As Danielle's story demonstrates, plastic surgery is a deeply personal decision, but a good surgeon will work carefully with you to help guide your decision-making.
Dr. Shah explains that a qualified surgeon will ask a variety of questions to anyone seeking plastic surgery to get a good idea of your state of health, cosmetic goals, ability to take the necessary time off after surgery to recover, as well as the risks and benefits of these elective procedures.
Sheila Bond, M.D., a board-certified plastic surgeon at Bond Plastic Surgery in Montclair, New Jersey, whose patients are primarily mothers, explains that it's very important to have a realistic expectation of the outcome of the surgery, the recovery process, and the long-term results.
"When people think they're going to look one way and that's not possible by anyone's technique, they have to understand that or they will be very dissatisfied," she says. "You want to make sure everyone is on the same level of understanding."
Is Plastic Surgery Safe?
According to Dr. Shah, yes. "The fact is that [plastic surgery] is quite safe when performed on the right patient by a safe, conscientious plastic surgeon."
The most important thing you can do to stay safe when choosing plastic surgery is to do your research on doctors and be aware of any medical conditions that you may have that could affect your surgery and healing (such as an autoimmune disorder).
"You really need to look for someone who is board-certified," explains Dr. Bond. "It really increases complications [when patients] go to a general surgeon, go out of the country, or go for someone cheaper. You're just not going to be happy and you're going to risk your life."
What Does Plastic Surgery Cost?
The cost for plastic surgery varies widely based on factors like where you have the procedure (surgery in California, for instance, will probably cost more than in New Jersey), which surgeon you choose, and if you have any medical conditions that might make the surgery more complicated.

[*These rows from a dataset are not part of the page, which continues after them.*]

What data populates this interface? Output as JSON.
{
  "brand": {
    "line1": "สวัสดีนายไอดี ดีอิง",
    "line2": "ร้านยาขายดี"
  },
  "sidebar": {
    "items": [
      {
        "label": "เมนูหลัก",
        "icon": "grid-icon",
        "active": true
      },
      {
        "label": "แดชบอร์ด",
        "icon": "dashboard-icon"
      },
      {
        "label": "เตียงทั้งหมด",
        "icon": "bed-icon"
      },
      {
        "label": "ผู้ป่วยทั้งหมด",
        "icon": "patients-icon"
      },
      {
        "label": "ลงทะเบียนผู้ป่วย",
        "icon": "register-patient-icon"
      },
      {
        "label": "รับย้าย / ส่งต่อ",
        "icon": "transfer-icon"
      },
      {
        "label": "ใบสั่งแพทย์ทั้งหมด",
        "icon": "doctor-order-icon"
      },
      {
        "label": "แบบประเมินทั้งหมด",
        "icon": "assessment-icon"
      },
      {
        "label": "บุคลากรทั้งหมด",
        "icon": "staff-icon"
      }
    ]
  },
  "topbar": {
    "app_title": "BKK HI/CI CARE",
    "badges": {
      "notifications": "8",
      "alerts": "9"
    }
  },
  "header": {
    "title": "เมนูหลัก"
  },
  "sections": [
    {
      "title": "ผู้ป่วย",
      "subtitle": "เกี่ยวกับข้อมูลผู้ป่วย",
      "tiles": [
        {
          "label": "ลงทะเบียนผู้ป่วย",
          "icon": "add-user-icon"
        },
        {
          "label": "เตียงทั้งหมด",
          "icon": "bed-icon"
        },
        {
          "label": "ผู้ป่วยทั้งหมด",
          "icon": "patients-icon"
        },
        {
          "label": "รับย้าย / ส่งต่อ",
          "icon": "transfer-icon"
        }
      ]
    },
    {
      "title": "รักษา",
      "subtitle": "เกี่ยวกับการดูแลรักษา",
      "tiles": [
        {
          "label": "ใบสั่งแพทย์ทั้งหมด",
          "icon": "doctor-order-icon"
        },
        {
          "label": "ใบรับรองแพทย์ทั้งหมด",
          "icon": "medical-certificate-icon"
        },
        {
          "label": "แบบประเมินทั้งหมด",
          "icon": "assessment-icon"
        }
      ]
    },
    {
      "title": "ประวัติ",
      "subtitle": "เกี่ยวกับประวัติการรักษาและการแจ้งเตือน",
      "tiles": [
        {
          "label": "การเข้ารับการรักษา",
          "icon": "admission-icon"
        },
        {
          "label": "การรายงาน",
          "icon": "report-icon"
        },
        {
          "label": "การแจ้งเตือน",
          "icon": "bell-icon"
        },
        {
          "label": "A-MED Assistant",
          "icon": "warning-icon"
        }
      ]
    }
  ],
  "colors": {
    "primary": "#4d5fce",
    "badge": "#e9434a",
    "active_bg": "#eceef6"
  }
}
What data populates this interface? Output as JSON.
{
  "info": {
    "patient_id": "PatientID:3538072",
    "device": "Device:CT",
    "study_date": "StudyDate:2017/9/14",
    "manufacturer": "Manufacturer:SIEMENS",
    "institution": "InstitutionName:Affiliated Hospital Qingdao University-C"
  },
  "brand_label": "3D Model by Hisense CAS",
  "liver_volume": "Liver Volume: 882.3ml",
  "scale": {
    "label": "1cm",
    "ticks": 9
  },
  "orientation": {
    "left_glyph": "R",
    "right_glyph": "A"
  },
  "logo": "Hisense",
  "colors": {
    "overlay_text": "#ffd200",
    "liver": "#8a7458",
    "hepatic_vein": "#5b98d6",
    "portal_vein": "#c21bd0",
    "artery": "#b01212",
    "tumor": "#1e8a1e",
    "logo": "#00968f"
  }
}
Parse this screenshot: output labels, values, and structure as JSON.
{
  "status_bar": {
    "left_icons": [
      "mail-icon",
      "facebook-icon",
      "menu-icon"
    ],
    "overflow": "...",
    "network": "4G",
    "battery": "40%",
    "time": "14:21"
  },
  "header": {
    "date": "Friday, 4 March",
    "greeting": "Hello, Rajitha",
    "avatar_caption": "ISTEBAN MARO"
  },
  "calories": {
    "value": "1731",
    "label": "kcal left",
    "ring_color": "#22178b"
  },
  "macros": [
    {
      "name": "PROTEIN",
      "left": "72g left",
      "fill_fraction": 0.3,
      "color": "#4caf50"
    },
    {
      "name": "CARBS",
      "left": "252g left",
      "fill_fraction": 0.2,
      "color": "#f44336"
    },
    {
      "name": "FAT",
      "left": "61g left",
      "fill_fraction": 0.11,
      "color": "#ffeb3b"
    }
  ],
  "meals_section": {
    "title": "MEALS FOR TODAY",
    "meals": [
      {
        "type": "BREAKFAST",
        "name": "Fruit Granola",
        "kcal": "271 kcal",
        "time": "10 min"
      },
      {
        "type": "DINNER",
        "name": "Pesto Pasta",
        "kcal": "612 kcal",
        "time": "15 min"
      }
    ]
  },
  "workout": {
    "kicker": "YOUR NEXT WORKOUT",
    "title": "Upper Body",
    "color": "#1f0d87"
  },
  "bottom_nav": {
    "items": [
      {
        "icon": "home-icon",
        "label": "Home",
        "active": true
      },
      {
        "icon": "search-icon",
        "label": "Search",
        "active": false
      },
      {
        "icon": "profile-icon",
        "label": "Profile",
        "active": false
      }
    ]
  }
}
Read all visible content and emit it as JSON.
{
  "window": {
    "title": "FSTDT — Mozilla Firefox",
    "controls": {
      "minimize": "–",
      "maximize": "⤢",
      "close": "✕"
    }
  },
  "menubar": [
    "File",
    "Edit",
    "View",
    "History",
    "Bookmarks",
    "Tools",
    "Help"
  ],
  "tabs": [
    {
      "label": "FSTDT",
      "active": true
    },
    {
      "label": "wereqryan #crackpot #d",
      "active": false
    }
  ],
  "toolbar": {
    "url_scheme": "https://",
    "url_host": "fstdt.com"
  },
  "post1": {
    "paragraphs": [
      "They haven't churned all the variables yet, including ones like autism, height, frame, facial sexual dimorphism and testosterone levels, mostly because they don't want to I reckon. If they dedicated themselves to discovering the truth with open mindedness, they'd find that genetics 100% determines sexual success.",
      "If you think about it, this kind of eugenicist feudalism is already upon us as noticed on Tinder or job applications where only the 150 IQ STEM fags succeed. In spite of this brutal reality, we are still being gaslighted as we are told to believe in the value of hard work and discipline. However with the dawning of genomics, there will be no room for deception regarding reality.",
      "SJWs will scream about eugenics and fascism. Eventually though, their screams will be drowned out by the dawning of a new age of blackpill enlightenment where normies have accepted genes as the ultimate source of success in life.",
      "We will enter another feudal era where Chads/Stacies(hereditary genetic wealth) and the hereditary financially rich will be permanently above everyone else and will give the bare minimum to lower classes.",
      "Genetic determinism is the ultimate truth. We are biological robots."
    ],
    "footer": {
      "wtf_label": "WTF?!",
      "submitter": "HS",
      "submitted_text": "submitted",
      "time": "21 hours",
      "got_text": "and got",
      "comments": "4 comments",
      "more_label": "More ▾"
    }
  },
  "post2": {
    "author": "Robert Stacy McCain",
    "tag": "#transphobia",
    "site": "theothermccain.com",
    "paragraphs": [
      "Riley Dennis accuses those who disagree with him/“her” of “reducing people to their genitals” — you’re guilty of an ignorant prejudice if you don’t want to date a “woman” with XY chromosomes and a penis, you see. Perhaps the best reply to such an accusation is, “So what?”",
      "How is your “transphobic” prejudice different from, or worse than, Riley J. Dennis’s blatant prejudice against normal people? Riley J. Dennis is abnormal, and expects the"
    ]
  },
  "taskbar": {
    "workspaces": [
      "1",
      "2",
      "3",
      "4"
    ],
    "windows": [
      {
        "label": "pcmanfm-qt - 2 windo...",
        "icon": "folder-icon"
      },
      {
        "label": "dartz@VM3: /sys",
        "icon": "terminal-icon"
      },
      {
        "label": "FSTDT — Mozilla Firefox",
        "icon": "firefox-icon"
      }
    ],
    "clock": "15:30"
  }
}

The ASPS lists the average cost of the surgeon fee—which, keep in mind, does not account for all of the other costs of the surgery, such as the facility fees, the prep and recovery time, or staff, anesthesia, etc.—as follows:
- Breast augmentation: $3,824
- Liposuction: $3,518
- Tummy tuck (Abdominoplasty): $6,253
In most cases, say both Dr. Bond and Dr. Shah, insurance will not cover elective plastic surgery for moms. In some cases, a documented abdominal wall hernia or certain conditions related to excess abdominal skin may qualify for insurance coverage, but in most cases, it's up to the patient to finance her surgery.
What to Expect From Recovery
The consensus on recovery from plastic surgery is clear: It can be a rough road. Dr. Bond explains that the immediate recovery for an abdominoplasty (tummy tuck) is around three weeks, while liposuction and a breast reduction will be closer to one or two weeks. Outside of the initial recovery, however, full healing around the skin will take between 9 and 12 months.
Jennifer, a 39-year-old mother of two young girls, had abdominoplasty and liposuction done when she was 28, before having children. Her surgery was substantial and involved 10 pounds of flesh removal, liposuction on her sides and back, and stitches in her abdominal wall to repair her diastasis recti. She was on complete bed rest for two weeks because she couldn't lay flat and needed help from both of her parents to even do basic tasks.
"Recovery was not a pretty process," she says. "Just walking around was a challenge. Honestly, I cannot imagine doing this surgery with small kids around. You would have to barricade yourself in a room to prevent them from jumping on you. You can't lift anything that weighs more than a gallon of milk for weeks."
For Francis, recovery from breast augmentation surgery was tougher than anticipated and she says she was not able to lift her kids until she was 12 weeks out from surgery. "Healing is so important and if you can't dedicate the time and patience to it, wait until you can," she says. "It is so important to make recovery the priority post-surgery."
The Bottom Line
Motherhood may very well change your body, but only you can decide if those changes are something you can be comfortable with or if they are something you want to dedicate significant time, money, and energy into altering.